Думаю, что Джеймс, зная меня чуть ли не с пеленок и продолжая видеть во мне ребенка, допустил небольшой просчет, полагая, что Володя, будучи взрослым ( он был старше меня почти на десять лет, уже успел отслужить три года в армии и учился на четвертом курсе) и о-очень популярным у прекрасной половины не только университета, но и города, даже не заметит, что я девочка, а не мальчик. В процессе подготовки урока, мы просиживали вдвоем в классе целые вечера, а потом он шел меня провожать, потому что жила я далеко, было холодно, и на улицах в девять часов вечера уже почти никого не было. Иногда казалось, что мы, вообще, только вдвоем во всем городе, медленно, словно танцуя, бредем по занесенному снегом тротуару, утомленные напряженным днем, притихшие, чтобы полнее ощутить то необычное, томительное и сладкое чувство, которое возникло из ниоткуда, поселилось в душе и начало разрастаться, охватывая все новые и новые уголки и заполняя собою все клеточки организма. А какая волна счастья накатывала, когда, поскользнувшись и стараясь удержать равновесие, я ощущала его сильную руку, подхватившую и не отпускавшую меня, пусть только несколько секунд, потом мы оба смущались и отводили глаза, чтобы не выдать того главного и тайного, что заставляло так сильно биться сердце. Конечно, он предлагал мне держать его под руку, или хотя бы за руку, но нет — я была так запугана матерью, что не могла позволить ему прикасаться ко мне. Как же, наверное, для него все это было странно, ведь за ним велась самая настоящая охота, думаю, что с его внешностью и характером вряд ли он был аскетом, а тут вдруг угораздило повстречать такое «чудо в перьях»! Никогда, ни разу он не обидел, не оскорбил и даже не огорчил меня, настолько был заботлив, и нежен, и терпелив. Никаких намеков, лишь однажды попытался поцеловать мои замершие пальцы, так я, дикая кошка, вырвала руку, закричала на него и расплакалась — и, видимо, так его напугала, что больше он никаких попыток не делал.
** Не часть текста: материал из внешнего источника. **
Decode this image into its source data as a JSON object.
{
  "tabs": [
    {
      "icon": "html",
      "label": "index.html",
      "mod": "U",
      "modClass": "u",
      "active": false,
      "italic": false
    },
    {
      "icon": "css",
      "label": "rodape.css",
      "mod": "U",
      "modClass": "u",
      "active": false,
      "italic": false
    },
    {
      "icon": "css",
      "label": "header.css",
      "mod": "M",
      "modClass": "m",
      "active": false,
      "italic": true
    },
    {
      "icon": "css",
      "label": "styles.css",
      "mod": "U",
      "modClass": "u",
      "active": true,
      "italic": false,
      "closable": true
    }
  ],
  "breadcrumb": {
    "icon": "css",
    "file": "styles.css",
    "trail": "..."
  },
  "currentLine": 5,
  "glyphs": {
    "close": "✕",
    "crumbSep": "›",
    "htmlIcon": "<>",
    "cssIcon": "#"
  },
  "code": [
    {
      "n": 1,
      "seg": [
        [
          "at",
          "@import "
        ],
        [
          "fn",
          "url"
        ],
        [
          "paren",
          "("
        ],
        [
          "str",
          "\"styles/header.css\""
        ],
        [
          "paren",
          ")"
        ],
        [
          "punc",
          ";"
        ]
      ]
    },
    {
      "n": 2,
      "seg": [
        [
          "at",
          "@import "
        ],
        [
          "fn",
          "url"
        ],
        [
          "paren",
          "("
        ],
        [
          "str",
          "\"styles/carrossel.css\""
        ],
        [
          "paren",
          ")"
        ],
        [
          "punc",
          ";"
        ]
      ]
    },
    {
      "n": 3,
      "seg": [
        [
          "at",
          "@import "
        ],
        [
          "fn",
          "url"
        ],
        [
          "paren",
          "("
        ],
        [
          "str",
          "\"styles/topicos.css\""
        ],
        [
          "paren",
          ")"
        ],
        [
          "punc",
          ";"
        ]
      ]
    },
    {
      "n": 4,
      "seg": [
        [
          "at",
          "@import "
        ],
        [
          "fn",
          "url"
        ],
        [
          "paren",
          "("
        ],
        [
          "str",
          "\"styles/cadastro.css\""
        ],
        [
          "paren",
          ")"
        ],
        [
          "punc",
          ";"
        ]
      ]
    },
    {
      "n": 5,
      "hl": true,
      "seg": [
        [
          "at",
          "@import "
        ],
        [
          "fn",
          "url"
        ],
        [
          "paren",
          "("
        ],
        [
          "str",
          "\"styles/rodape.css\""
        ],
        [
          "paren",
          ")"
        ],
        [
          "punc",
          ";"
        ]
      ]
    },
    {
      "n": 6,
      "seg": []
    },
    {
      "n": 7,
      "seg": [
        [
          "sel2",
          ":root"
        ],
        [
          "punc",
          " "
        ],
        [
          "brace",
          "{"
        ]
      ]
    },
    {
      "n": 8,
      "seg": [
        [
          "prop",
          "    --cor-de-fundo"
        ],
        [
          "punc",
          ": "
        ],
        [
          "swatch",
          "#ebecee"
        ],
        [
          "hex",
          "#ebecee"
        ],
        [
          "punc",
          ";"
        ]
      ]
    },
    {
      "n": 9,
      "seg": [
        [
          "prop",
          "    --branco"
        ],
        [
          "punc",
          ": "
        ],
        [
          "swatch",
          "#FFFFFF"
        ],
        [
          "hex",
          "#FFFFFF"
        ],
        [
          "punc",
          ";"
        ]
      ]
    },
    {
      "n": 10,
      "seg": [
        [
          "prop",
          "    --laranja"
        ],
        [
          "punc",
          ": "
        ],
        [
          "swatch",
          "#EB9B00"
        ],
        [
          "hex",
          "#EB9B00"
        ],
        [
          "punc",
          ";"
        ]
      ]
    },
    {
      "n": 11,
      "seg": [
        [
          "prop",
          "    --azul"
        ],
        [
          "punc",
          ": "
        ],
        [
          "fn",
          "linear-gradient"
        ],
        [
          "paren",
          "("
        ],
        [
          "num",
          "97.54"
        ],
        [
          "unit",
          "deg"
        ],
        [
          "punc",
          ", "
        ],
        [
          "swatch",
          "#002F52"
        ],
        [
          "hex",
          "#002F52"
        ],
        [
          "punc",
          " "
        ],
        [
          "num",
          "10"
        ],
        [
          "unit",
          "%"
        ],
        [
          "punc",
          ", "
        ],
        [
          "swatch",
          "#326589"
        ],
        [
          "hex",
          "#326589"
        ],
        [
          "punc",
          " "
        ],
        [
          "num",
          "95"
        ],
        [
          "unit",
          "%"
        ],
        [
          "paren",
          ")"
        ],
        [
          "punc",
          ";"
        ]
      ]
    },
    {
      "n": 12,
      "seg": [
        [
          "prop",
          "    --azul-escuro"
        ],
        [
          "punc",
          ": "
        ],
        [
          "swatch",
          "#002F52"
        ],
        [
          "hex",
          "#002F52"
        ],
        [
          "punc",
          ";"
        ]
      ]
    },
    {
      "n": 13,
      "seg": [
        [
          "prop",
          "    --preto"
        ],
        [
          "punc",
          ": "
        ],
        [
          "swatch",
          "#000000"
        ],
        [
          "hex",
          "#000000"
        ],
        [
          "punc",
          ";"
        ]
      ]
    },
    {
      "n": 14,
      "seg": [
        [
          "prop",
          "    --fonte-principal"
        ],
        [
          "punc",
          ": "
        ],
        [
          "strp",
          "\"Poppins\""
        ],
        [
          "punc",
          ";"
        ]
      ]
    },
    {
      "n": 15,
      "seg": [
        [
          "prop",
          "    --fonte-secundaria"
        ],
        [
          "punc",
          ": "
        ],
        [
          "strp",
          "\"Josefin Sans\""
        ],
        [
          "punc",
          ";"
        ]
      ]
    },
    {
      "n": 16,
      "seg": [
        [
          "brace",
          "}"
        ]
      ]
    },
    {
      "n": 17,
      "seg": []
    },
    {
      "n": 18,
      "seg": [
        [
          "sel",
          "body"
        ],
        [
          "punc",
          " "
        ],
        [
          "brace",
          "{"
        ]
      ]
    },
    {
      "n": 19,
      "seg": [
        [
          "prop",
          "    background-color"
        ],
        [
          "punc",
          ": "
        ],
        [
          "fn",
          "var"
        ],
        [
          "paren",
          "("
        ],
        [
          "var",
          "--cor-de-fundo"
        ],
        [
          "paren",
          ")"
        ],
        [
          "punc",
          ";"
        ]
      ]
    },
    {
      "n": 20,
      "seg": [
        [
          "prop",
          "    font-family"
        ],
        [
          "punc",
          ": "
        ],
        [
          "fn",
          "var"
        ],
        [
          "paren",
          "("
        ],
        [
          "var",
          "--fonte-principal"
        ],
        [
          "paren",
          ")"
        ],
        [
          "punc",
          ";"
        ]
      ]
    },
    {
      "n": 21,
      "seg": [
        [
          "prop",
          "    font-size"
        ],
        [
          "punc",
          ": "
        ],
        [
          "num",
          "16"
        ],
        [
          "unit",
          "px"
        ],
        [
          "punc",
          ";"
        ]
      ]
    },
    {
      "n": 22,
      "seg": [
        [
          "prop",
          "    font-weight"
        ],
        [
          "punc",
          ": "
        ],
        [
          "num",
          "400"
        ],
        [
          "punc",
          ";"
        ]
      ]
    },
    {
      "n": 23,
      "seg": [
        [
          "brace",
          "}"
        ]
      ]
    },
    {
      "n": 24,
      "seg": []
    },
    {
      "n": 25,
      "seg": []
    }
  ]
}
Зачетный урок прошел великолепно, публика, по-моему, была просто сражена, методистку всю перекосило от злобы (оказывается, Володя вел себя в университете независимо, не заискивал перед преподавателями и, вообще, слыл вольнодумцем, за что к нему такие крысы-Ларисы без конца придирались), но она вынуждена была поставить «отлично»: уж слишком триумфальным был подготовленный им урок.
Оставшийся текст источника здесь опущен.